En esta misma estela de reflexión, pienso que la dirección espiritual, el discernimiento de espíritus y las técnicas de contemplación constituyen los antecedentes de la psicología moderna, incluido el psicoanálisis, por supuesto. Entre los textos de referencia de esta tradición mística de occidente y del cristianismo podemos señalar la Subida al Monte Carmelo de San Juan de la Cruz, y Las moradas de Santa Teresa, La nube del no-saber, anónimo inglés, El peregrino ruso, anónimo de la tradición del cristianismo ortodoxo. La transfiguración-secularización hace que se pase de métodos para transcender hacia lo divino a técnicas para vivir la inmanencia de lo humano. Si antes te confesabas como un rito de purificación para el encuentro con lo sagrado, hoy vas al psicoanalista para sentirte bien contigo mismo. Lo ético que acompaña a las ciencias de la salud y de la mente nos advierte de la presencia de un hecho sagrado en el tratamiento con el cuerpo y el sufrimiento. Otra de las formas en las que lo sagrado se transfigura en formas sociales, en ámbitos de acción diferenciados, cada uno con su ética, su mística, sus propios principios, ritos y prácticas.

El modo/contexto social en el que hoy experimentamos lo sagrado está marcado por los efectos de la diferenciación funcional. Cada diferencia funcional instaura un ámbito de acción que se presenta como posibilidad de realización del ser y hacerse humano: no existe un hombre universal, sino cada uno realizando su propia vocación, su propio destino. Cada sujeto realiza su universal en su particular. Es como si cada ámbito de acción fuese resultado de una partición del poder original, como pasaría en el caso en el que un chamán reparte sus poderes entre sus diferentes hijos. La experiencia de lo sagrado se concretiza en un significado de lo particular/local, pero ya no salta hacia lo universal/global, hacia la recomposición de la unidad. Todo lo contrario: se instaura como diferenciación-sin-fin, producción que nunca termina, insatisfacción total.
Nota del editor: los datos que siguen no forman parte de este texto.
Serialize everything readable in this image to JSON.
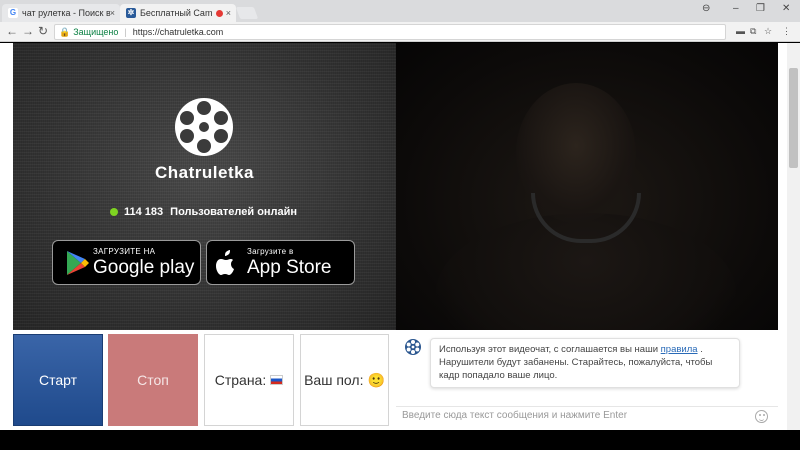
{
  "browser": {
    "tabs": [
      {
        "title": "чат рулетка - Поиск в Go",
        "favicon": "google-favicon"
      },
      {
        "title": "Бесплатный Cam Chat",
        "favicon": "chatruletka-favicon",
        "recording": true
      }
    ],
    "close_glyph": "×",
    "window_controls": [
      "⊖",
      "–",
      "❐",
      "✕"
    ],
    "nav": {
      "back": "←",
      "forward": "→",
      "reload": "↻"
    },
    "address": {
      "secure_label": "Защищено",
      "url": "https://chatruletka.com"
    },
    "extensions": [
      "▬",
      "⧉",
      "☆",
      "⋮"
    ]
  },
  "brand": {
    "name": "Chatruletka"
  },
  "online": {
    "count": "114 183",
    "label": "Пользователей онлайн",
    "dot_color": "#7ed321"
  },
  "stores": {
    "google": {
      "small": "ЗАГРУЗИТЕ НА",
      "big": "Google play"
    },
    "apple": {
      "small": "Загрузите в",
      "big": "App Store"
    }
  },
  "controls": {
    "start": "Старт",
    "stop": "Стоп",
    "country_label": "Страна:",
    "gender_label": "Ваш пол:",
    "gender_emoji": "🙂"
  },
  "chat": {
    "notice_before": "Используя этот видеочат, с соглашается вы наши ",
    "rules_link": "правила",
    "notice_after": " . Нарушители будут забанены. Старайтесь, пожалуйста, чтобы кадр попадало ваше лицо.",
    "input_placeholder": "Введите сюда текст сообщения и нажмите Enter"
  },
  "colors": {
    "start_button": "#2a568f",
    "stop_button": "#c97a7a",
    "accent_link": "#2a6bb8"
  }
}
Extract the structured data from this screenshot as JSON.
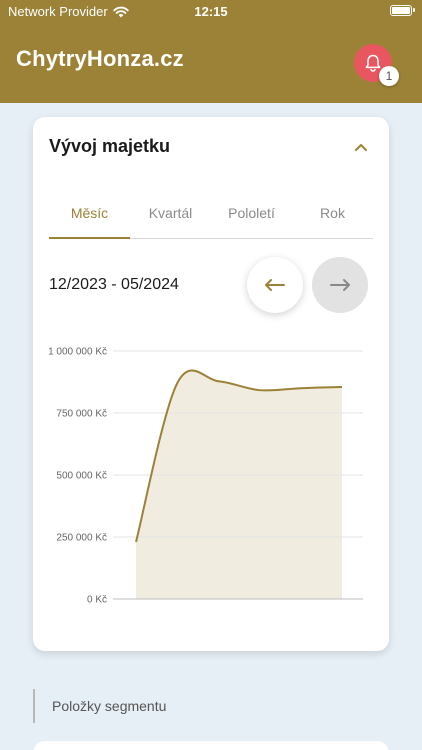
{
  "status_bar": {
    "carrier": "Network Provider",
    "time": "12:15"
  },
  "header": {
    "logo_text": "ChytryHonza.cz",
    "notification_count": "1"
  },
  "card": {
    "title": "Vývoj majetku",
    "tabs": [
      {
        "label": "Měsíc",
        "active": true
      },
      {
        "label": "Kvartál",
        "active": false
      },
      {
        "label": "Pololetí",
        "active": false
      },
      {
        "label": "Rok",
        "active": false
      }
    ],
    "range_label": "12/2023 - 05/2024"
  },
  "chart_data": {
    "type": "area",
    "x_start": "12/2023",
    "x_end": "05/2024",
    "y": [
      230000,
      870000,
      878000,
      842000,
      850000,
      855000
    ],
    "ylim": [
      0,
      1000000
    ],
    "y_ticks": [
      "0 Kč",
      "250 000 Kč",
      "500 000 Kč",
      "750 000 Kč",
      "1 000 000 Kč"
    ],
    "grid": true,
    "colors": {
      "line": "#9c8237",
      "fill": "#f1ece0"
    }
  },
  "section": {
    "label": "Položky segmentu"
  },
  "colors": {
    "brand": "#9c8237",
    "bell": "#e8575f",
    "background": "#e6eef6"
  }
}
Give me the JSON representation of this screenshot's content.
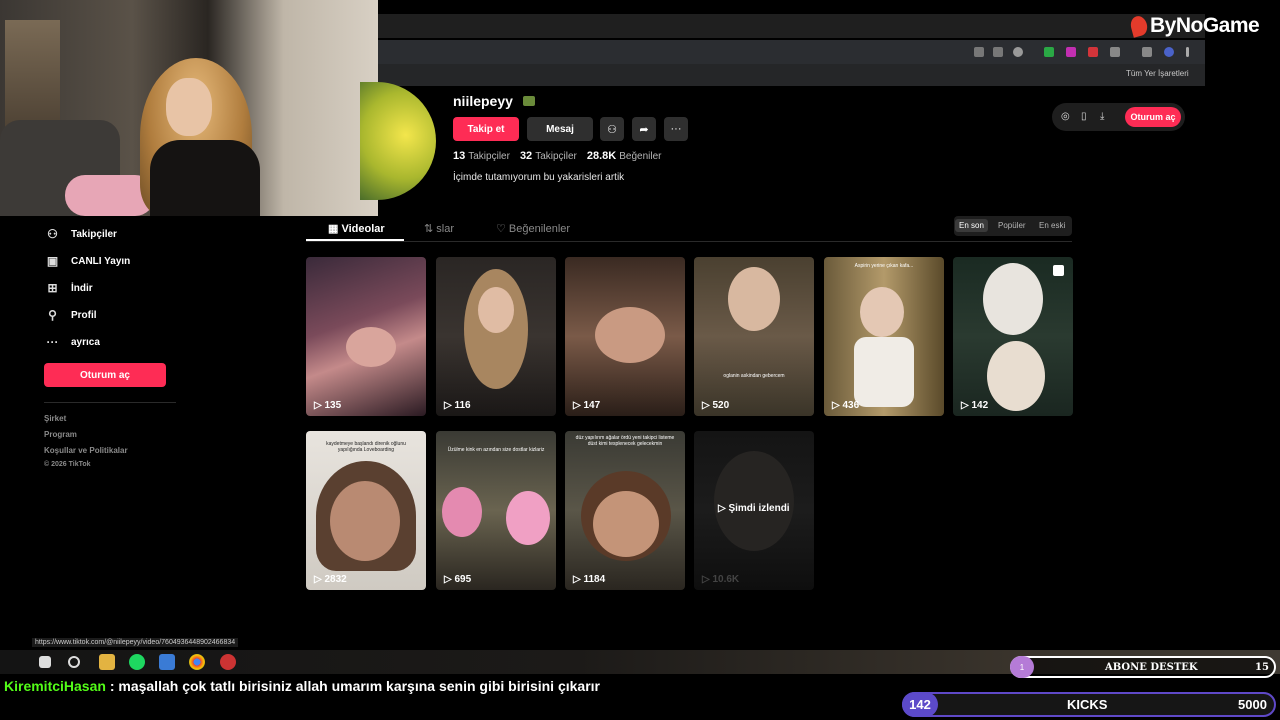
{
  "brand": {
    "name": "ByNoGame"
  },
  "browser": {
    "bookmarks_label": "Tüm Yer İşaretleri"
  },
  "profile": {
    "username": "niilepeyy",
    "follow_label": "Takip et",
    "message_label": "Mesaj",
    "stats": [
      {
        "value": "13",
        "label": "Takipçiler"
      },
      {
        "value": "32",
        "label": "Takipçiler"
      },
      {
        "value": "28.8K",
        "label": "Beğeniler"
      }
    ],
    "bio": "İçimde tutamıyorum bu yakarisleri artik"
  },
  "top_right": {
    "login_label": "Oturum aç"
  },
  "tabs": [
    {
      "label": "Videolar"
    },
    {
      "label": "slar"
    },
    {
      "label": "Beğenilenler"
    }
  ],
  "sort": {
    "options": [
      "En son",
      "Popüler",
      "En eski"
    ],
    "selected": "En son"
  },
  "sidebar": {
    "items": [
      {
        "label": "Takipçiler",
        "icon": "add-user-icon"
      },
      {
        "label": "CANLI Yayın",
        "icon": "live-icon"
      },
      {
        "label": "İndir",
        "icon": "download-icon"
      },
      {
        "label": "Profil",
        "icon": "person-icon"
      },
      {
        "label": "ayrıca",
        "icon": "more-icon"
      }
    ],
    "login_label": "Oturum aç",
    "footer": [
      "Şirket",
      "Program",
      "Koşullar ve Politikalar",
      "© 2026 TikTok"
    ]
  },
  "videos": [
    {
      "views": "135"
    },
    {
      "views": "116"
    },
    {
      "views": "147"
    },
    {
      "views": "520",
      "caption": "oglanin askindan gebercem"
    },
    {
      "views": "436",
      "caption": "Aspirin yerine çıkan kafa..."
    },
    {
      "views": "142"
    },
    {
      "views": "2832",
      "caption": "kaydetmeye başlandı direnik oğlunu yapılığında Loveboarding"
    },
    {
      "views": "695",
      "caption": "Üzülme kink en azından size dostlar kizlariz"
    },
    {
      "views": "1184",
      "caption": "düz yapılırım ağalar ördü yeni takipci listeme düst kimi tesplenecek gelecekmin"
    },
    {
      "views": "10.6K",
      "watched_label": "Şimdi izlendi"
    }
  ],
  "status_url": "https://www.tiktok.com/@niilepeyy/video/7604936448902466834",
  "chat": {
    "user": "KiremitciHasan",
    "message": ": maşallah çok tatlı birisiniz allah umarım karşına senin gibi birisini çıkarır"
  },
  "overlays": {
    "abone": {
      "left_value": "1",
      "label": "ABONE DESTEK",
      "value": "15"
    },
    "kicks": {
      "left_value": "142",
      "label": "KICKS",
      "value": "5000"
    }
  }
}
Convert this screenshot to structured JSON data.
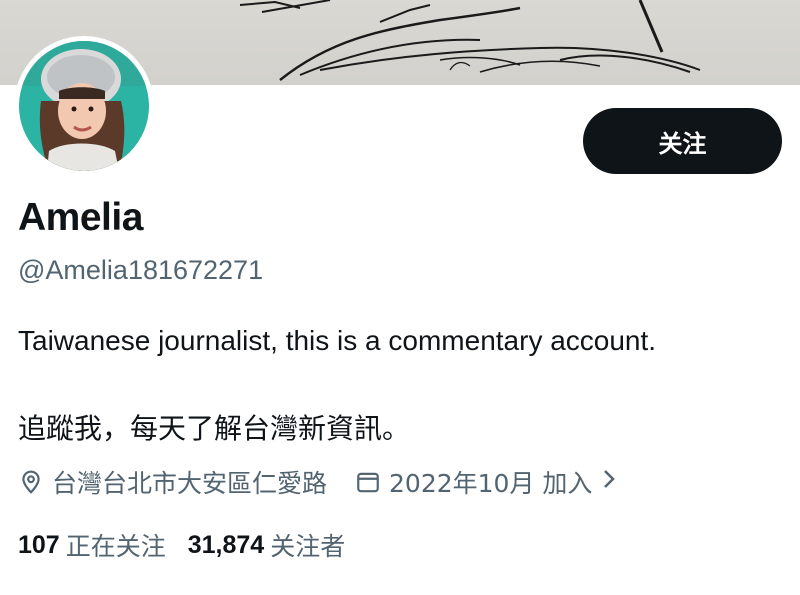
{
  "profile": {
    "name": "Amelia",
    "handle": "@Amelia181672271",
    "bio_line1": "Taiwanese journalist, this is a commentary account.",
    "bio_line2": "追蹤我，每天了解台灣新資訊。",
    "location": "台灣台北市大安區仁愛路",
    "joined": "2022年10月 加入"
  },
  "actions": {
    "follow_label": "关注"
  },
  "stats": {
    "following_count": "107",
    "following_label": "正在关注",
    "followers_count": "31,874",
    "followers_label": "关注者"
  },
  "icons": {
    "location": "location-pin-icon",
    "calendar": "calendar-icon",
    "chevron": "chevron-right-icon"
  },
  "colors": {
    "primary_text": "#0f1419",
    "secondary_text": "#536471",
    "button_bg": "#0f1419",
    "avatar_bg": "#2bb3a3"
  }
}
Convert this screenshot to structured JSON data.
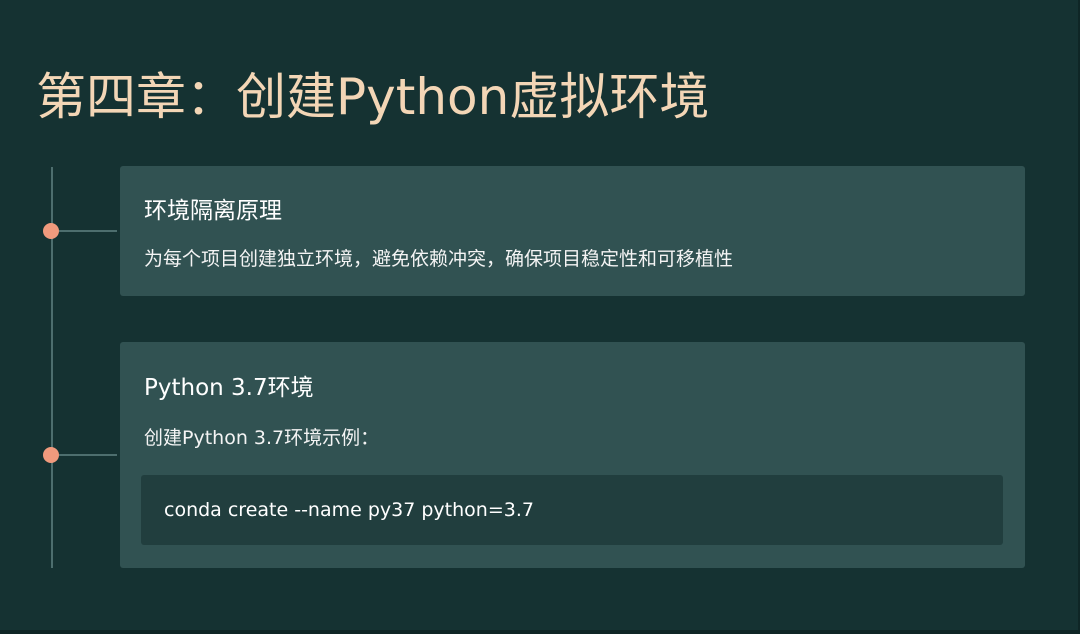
{
  "slide": {
    "title": "第四章：创建Python虚拟环境"
  },
  "timeline": {
    "items": [
      {
        "title": "环境隔离原理",
        "description": "为每个项目创建独立环境，避免依赖冲突，确保项目稳定性和可移植性"
      },
      {
        "title": "Python 3.7环境",
        "description": "创建Python 3.7环境示例：",
        "code": "conda create --name py37 python=3.7"
      }
    ]
  },
  "colors": {
    "background": "#153232",
    "card": "#315252",
    "code_background": "#213e3e",
    "title": "#f3d6b6",
    "node": "#f09a7d",
    "line": "#4d6e6e"
  }
}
La cultura de la experimentación, la experimentación-sin-fin, es otra de las formas en las que el Occidente Racionalista secularizó, esta vez no un texto, sino a objetos y substancias que eran vehículos para la experiencia de lo sagrado. Las plantas y pócimas sagradas se transfiguraron en fármacos y drogas. Las bebidas rituales que posibilitaban una experiencia de transición hacia un estado sagrado, distinto de lo profano, que transciende el plano inmanente y cotidiano, se convierten en sustancias alienantes, destructivas, que desorganizan a las personas, que afectan a su racionalidad, emocionalidad y socialidad. En este contexto, las drogas se constituyen en experiencia sagrada del mal, vehículos para la experiencia de la disolución del yo que demanda, no supone, sino que exige, el contacto con lo sagrado, pero deteriorado.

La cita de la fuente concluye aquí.